Around 2014–2016, an AI-driven phenomenon called “Deep fakes” took the world by storm. Using deep learning frameworks, like Generative adversarial networks, users could train an ML model with images and videos of people’s behaviors and likeness to later create synthetic videos or images of that person performing an action.
This became extremely frightening when people started using it to create synthetic videos of politicians or celebrities, making statements that they never made themselves. It became a hot topic of discussion about the ethics of AI driven technology.
Text-to-video ML models suffer from a similar question of ethics. On its own, it doesn’t seem too bad; to make a convincing full fledged video with multiple subjects and a functioning foreground and background seems still a ways off.

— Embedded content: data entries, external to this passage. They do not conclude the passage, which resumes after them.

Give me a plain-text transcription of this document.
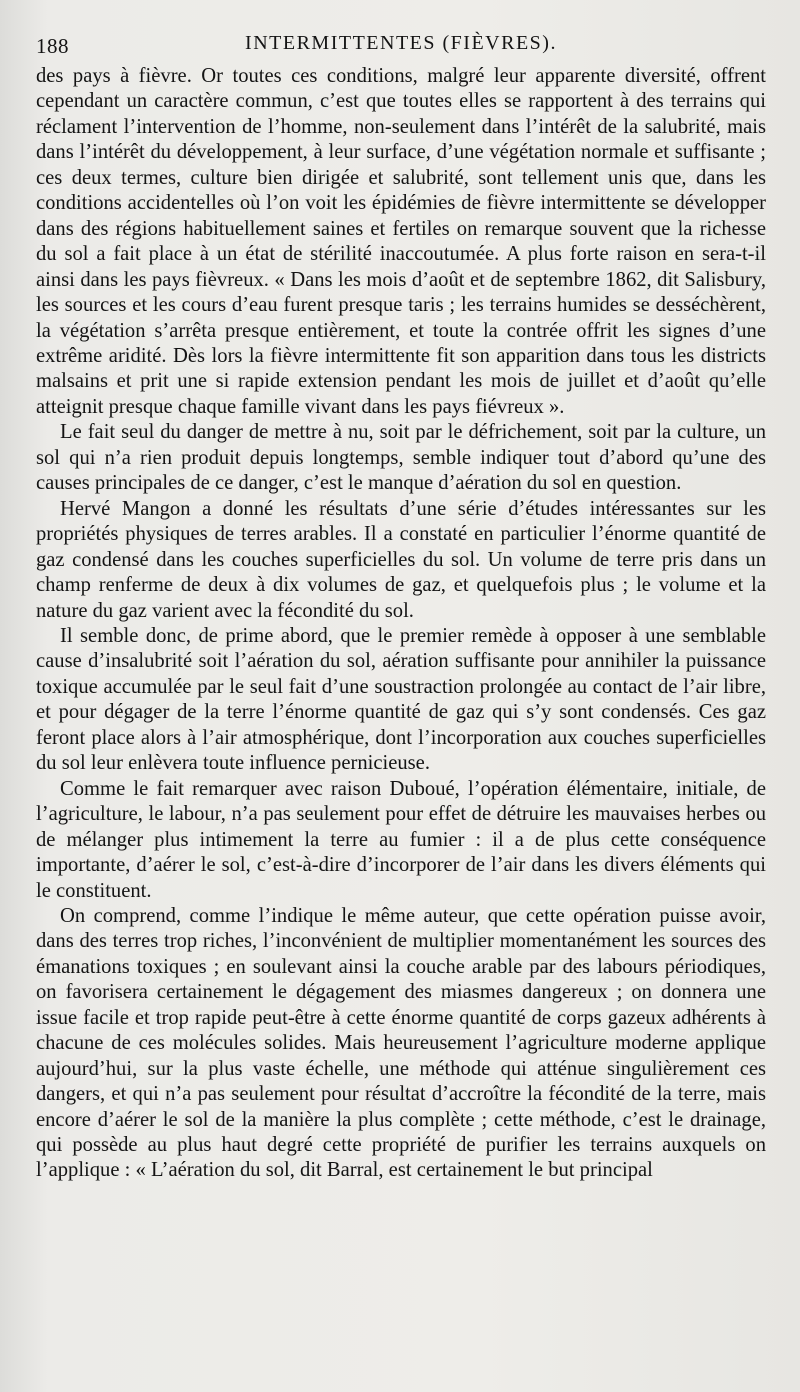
188	INTERMITTENTES (FIÈVRES).

des pays à fièvre. Or toutes ces conditions, malgré leur apparente diversité, offrent cependant un caractère commun, c’est que toutes elles se rapportent à des terrains qui réclament l’intervention de l’homme, non-seulement dans l’intérêt de la salubrité, mais dans l’intérêt du développement, à leur surface, d’une végétation normale et suffisante ; ces deux termes, culture bien dirigée et salubrité, sont tellement unis que, dans les conditions accidentelles où l’on voit les épidémies de fièvre intermittente se développer dans des régions habituellement saines et fertiles on remarque souvent que la richesse du sol a fait place à un état de stérilité inaccoutumée. A plus forte raison en sera-t-il ainsi dans les pays fièvreux. « Dans les mois d’août et de septembre 1862, dit Salisbury, les sources et les cours d’eau furent presque taris ; les terrains humides se desséchèrent, la végétation s’arrêta presque entièrement, et toute la contrée offrit les signes d’une extrême aridité. Dès lors la fièvre intermittente fit son apparition dans tous les districts malsains et prit une si rapide extension pendant les mois de juillet et d’août qu’elle atteignit presque chaque famille vivant dans les pays fiévreux ».

Le fait seul du danger de mettre à nu, soit par le défrichement, soit par la culture, un sol qui n’a rien produit depuis longtemps, semble indiquer tout d’abord qu’une des causes principales de ce danger, c’est le manque d’aération du sol en question.

Hervé Mangon a donné les résultats d’une série d’études intéressantes sur les propriétés physiques de terres arables. Il a constaté en particulier l’énorme quantité de gaz condensé dans les couches superficielles du sol. Un volume de terre pris dans un champ renferme de deux à dix volumes de gaz, et quelquefois plus ; le volume et la nature du gaz varient avec la fécondité du sol.

Il semble donc, de prime abord, que le premier remède à opposer à une semblable cause d’insalubrité soit l’aération du sol, aération suffisante pour annihiler la puissance toxique accumulée par le seul fait d’une soustraction prolongée au contact de l’air libre, et pour dégager de la terre l’énorme quantité de gaz qui s’y sont condensés. Ces gaz feront place alors à l’air atmosphérique, dont l’incorporation aux couches superficielles du sol leur enlèvera toute influence pernicieuse.

Comme le fait remarquer avec raison Duboué, l’opération élémentaire, initiale, de l’agriculture, le labour, n’a pas seulement pour effet de détruire les mauvaises herbes ou de mélanger plus intimement la terre au fumier : il a de plus cette conséquence importante, d’aérer le sol, c’est-à-dire d’incorporer de l’air dans les divers éléments qui le constituent.

On comprend, comme l’indique le même auteur, que cette opération puisse avoir, dans des terres trop riches, l’inconvénient de multiplier momentanément les sources des émanations toxiques ; en soulevant ainsi la couche arable par des labours périodiques, on favorisera certainement le dégagement des miasmes dangereux ; on donnera une issue facile et trop rapide peut-être à cette énorme quantité de corps gazeux adhérents à chacune de ces molécules solides. Mais heureusement l’agriculture moderne applique aujourd’hui, sur la plus vaste échelle, une méthode qui atténue singulièrement ces dangers, et qui n’a pas seulement pour résultat d’accroître la fécondité de la terre, mais encore d’aérer le sol de la manière la plus complète ; cette méthode, c’est le drainage, qui possède au plus haut degré cette propriété de purifier les terrains auxquels on l’applique : « L’aération du sol, dit Barral, est certainement le but principal
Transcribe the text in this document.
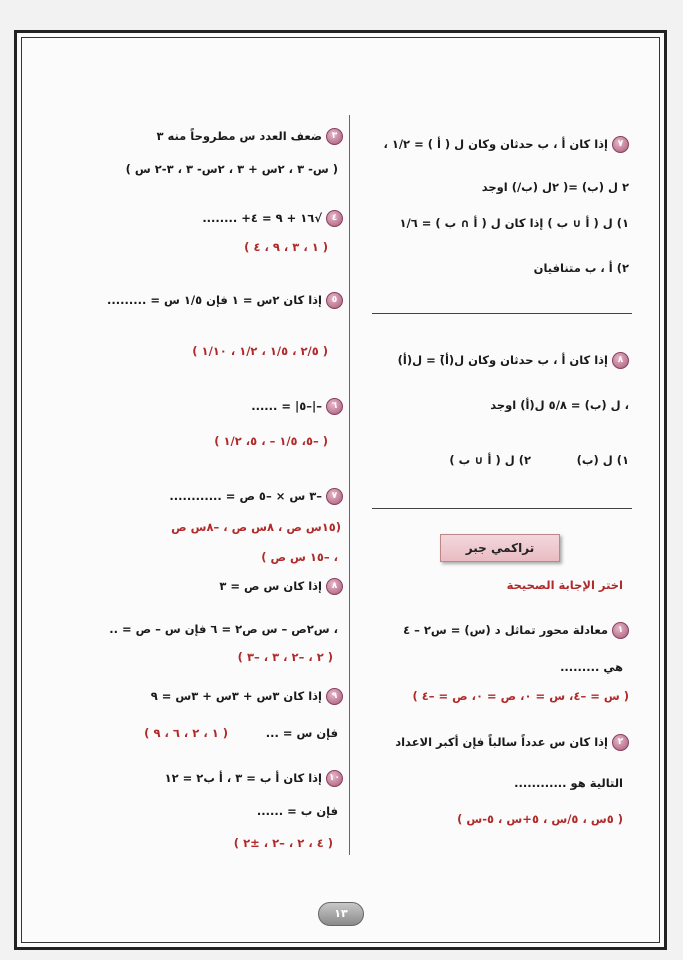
٧إذا كان أ ، ب حدثان وكان ل ( أ ) = ١/٢ ،
٢ ل (ب) =( ٢ل (ب/) اوجد
١) ل ( أ ∪ ب ) إذا كان ل ( أ ∩ ب ) = ١/٦
٢) أ ، ب متنافيان
٨إذا كان أ ، ب حدثان وكان ل(أ̄) = ل(أ)
، ل (ب) = ٥/٨ ل(أ) اوجد
١) ل (ب)
٢) ل ( أ ∪ ب )
تراكمي جبر
اختر الإجابة الصحيحة
١معادلة محور تماثل د (س) = س٢ – ٤
هي .........
( س = –٤، س = ٠، ص = ٠، ص = –٤ )
٢إذا كان س عدداً سالباً فإن أكبر الاعداد
التالية هو ............
( ٥س ، ٥/س ، ٥+س ، ٥-س )
٣ضعف العدد س مطروحاً منه ٣
( س- ٣ ، ٢س + ٣ ، ٢س- ٣ ، ٣-٢ س )
٤√١٦ + ٩ = ٤+ ........
( ١ ، ٣ ، ٩ ، ٤ )
٥إذا كان ٢س = ١ فإن ١/٥ س = .........
( ٢/٥ ، ١/٥ ، ١/٢ ، ١/١٠ )
٦–|–٥| = ......
( –٥، ١/٥ – ، ٥، ١/٢ )
٧–٣ س × –٥ ص = ............
(١٥س ص ، ٨س ص ، –٨س ص
، –١٥ س ص )
٨إذا كان س ص = ٣
، س٢ص – س ص٢ = ٦ فإن س – ص = ..
( ٢ ، –٢ ، ٣ ، –٣ )
٩إذا كان ٣س + ٣س + ٣س = ٩
فإن س = ...
( ١ ، ٢ ، ٦ ، ٩ )
١٠إذا كان أ ب = ٣ ، أ ب٢ = ١٢
فإن ب = ......
( ٤ ، ٢ ، –٢ ، ±٢ )
١٣
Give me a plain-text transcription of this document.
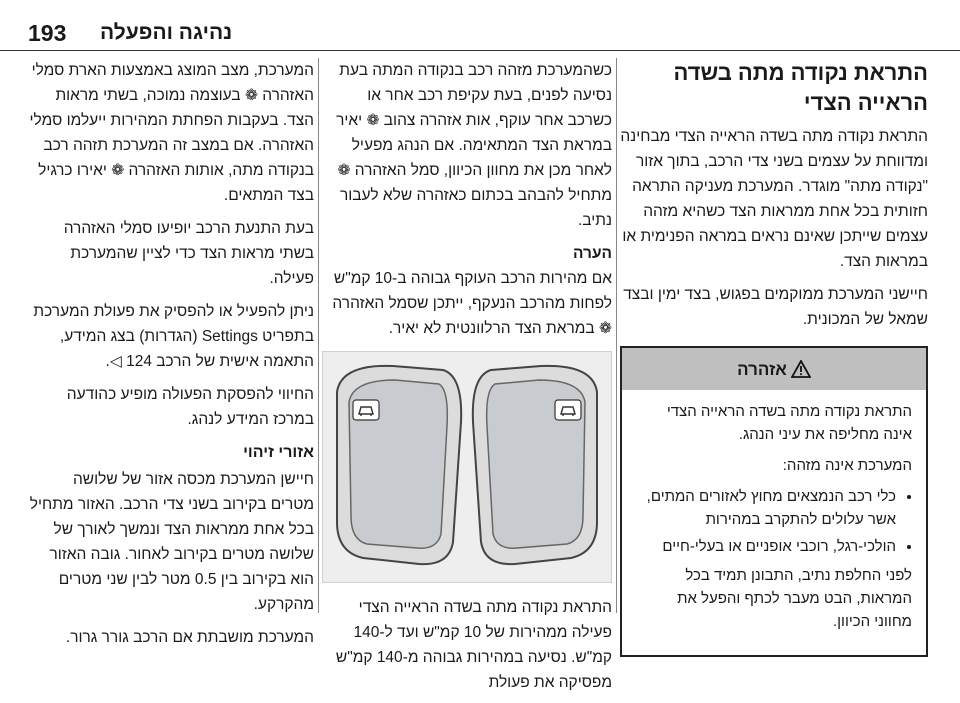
193 נהיגה והפעלה
התראת נקודה מתה בשדה הראייה הצדי

התראת נקודה מתה בשדה הראייה הצדי מבחינה ומדווחת על עצמים בשני צדי הרכב, בתוך אזור "נקודה מתה" מוגדר. המערכת מעניקה התראה חזותית בכל אחת ממראות הצד כשהיא מזהה עצמים שייתכן שאינם נראים במראה הפנימית או במראות הצד.

חיישני המערכת ממוקמים בפגוש, בצד ימין ובצד שמאל של המכונית.

אזהרה

התראת נקודה מתה בשדה הראייה הצדי אינה מחליפה את עיני הנהג.

המערכת אינה מזהה:

• כלי רכב הנמצאים מחוץ לאזורים המתים, אשר עלולים להתקרב במהירות
• הולכי-רגל, רוכבי אופניים או בעלי-חיים

לפני החלפת נתיב, התבונן תמיד בכל המראות, הבט מעבר לכתף והפעל את מחווני הכיוון.

כשהמערכת מזהה רכב בנקודה המתה בעת נסיעה לפנים, בעת עקיפת רכב אחר או כשרכב אחר עוקף, אות אזהרה צהוב ❁ יאיר במראת הצד המתאימה. אם הנהג מפעיל לאחר מכן את מחוון הכיוון, סמל האזהרה ❁ מתחיל להבהב בכתום כאזהרה שלא לעבור נתיב.

הערה

אם מהירות הרכב העוקף גבוהה ב-10 קמ"ש לפחות מהרכב הנעקף, ייתכן שסמל האזהרה ❁ במראת הצד הרלוונטית לא יאיר.

התראת נקודה מתה בשדה הראייה הצדי פעילה ממהירות של 10 קמ"ש ועד ל-140 קמ"ש. נסיעה במהירות גבוהה מ-140 קמ"ש מפסיקה את פעולת

המערכת, מצב המוצג באמצעות הארת סמלי האזהרה ❁ בעוצמה נמוכה, בשתי מראות הצד. בעקבות הפחתת המהירות ייעלמו סמלי האזהרה. אם במצב זה המערכת תזהה רכב בנקודה מתה, אותות האזהרה ❁ יאירו כרגיל בצד המתאים.

בעת התנעת הרכב יופיעו סמלי האזהרה בשתי מראות הצד כדי לציין שהמערכת פעילה.

ניתן להפעיל או להפסיק את פעולת המערכת בתפריט Settings (הגדרות) בצג המידע, התאמה אישית של הרכב 124 ◁.

החיווי להפסקת הפעולה מופיע כהודעה במרכז המידע לנהג.

אזורי זיהוי

חיישן המערכת מכסה אזור של שלושה מטרים בקירוב בשני צדי הרכב. האזור מתחיל בכל אחת ממראות הצד ונמשך לאורך של שלושה מטרים בקירוב לאחור. גובה האזור הוא בקירוב בין 0.5 מטר לבין שני מטרים מהקרקע.

המערכת מושבתת אם הרכב גורר גרור.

However, if we then combine it with body segmentation ML models, we can now take any video of anyone and superimpose them onto an environment with great ease. At its worse, people can pretend they, others, or an event are happening elsewhere and spread fake news or misinformation. It can also speak danger for people working in VFX; what used to be a creative, but painstaking, endeavor can now be done in a fraction of the time, without flexing much of your own imagination.
Imagine a video of someone pretending to be captured to start a war, or two videos of the same event but in two different places. Which should you believe?
What’s scariest though, is the idea of combining deep fakes with full body segmentation with text-to-video. The potential for fear-mongering and spreading misinformation is astronomical. With this technology you can easily frame someone. This can easily make or break someone’s career, or even life. You can act out a crime, using their likeness in place of yours, and change the scenery completely without ever leaving your house. If the setting is fully generated, it will be unrecognizable, so there won’t be any witnesses to see whether it did or didn’t in fact happen.
At what point of an investigation should you assume video evidence may be synthetic?
We already were taught to be wary and dubious of “news” we see in our social media feeds, will we now have to question every piece of media we encounter in the future?
So…
As a technologist, I’m excited and intrigued by this technology. You can tell by how much I wanted to research about it!
As a member of society, I am deeply concerned. I don’t trust people enough to not misuse it in the worst ways possible.
That said, technological progress waits for no one and will plough forward regardless of the consequences. Sometimes we just need to hone in on our own personal experiences, set up our healthy boundaries, and not try to take the weight of society on our shoulders.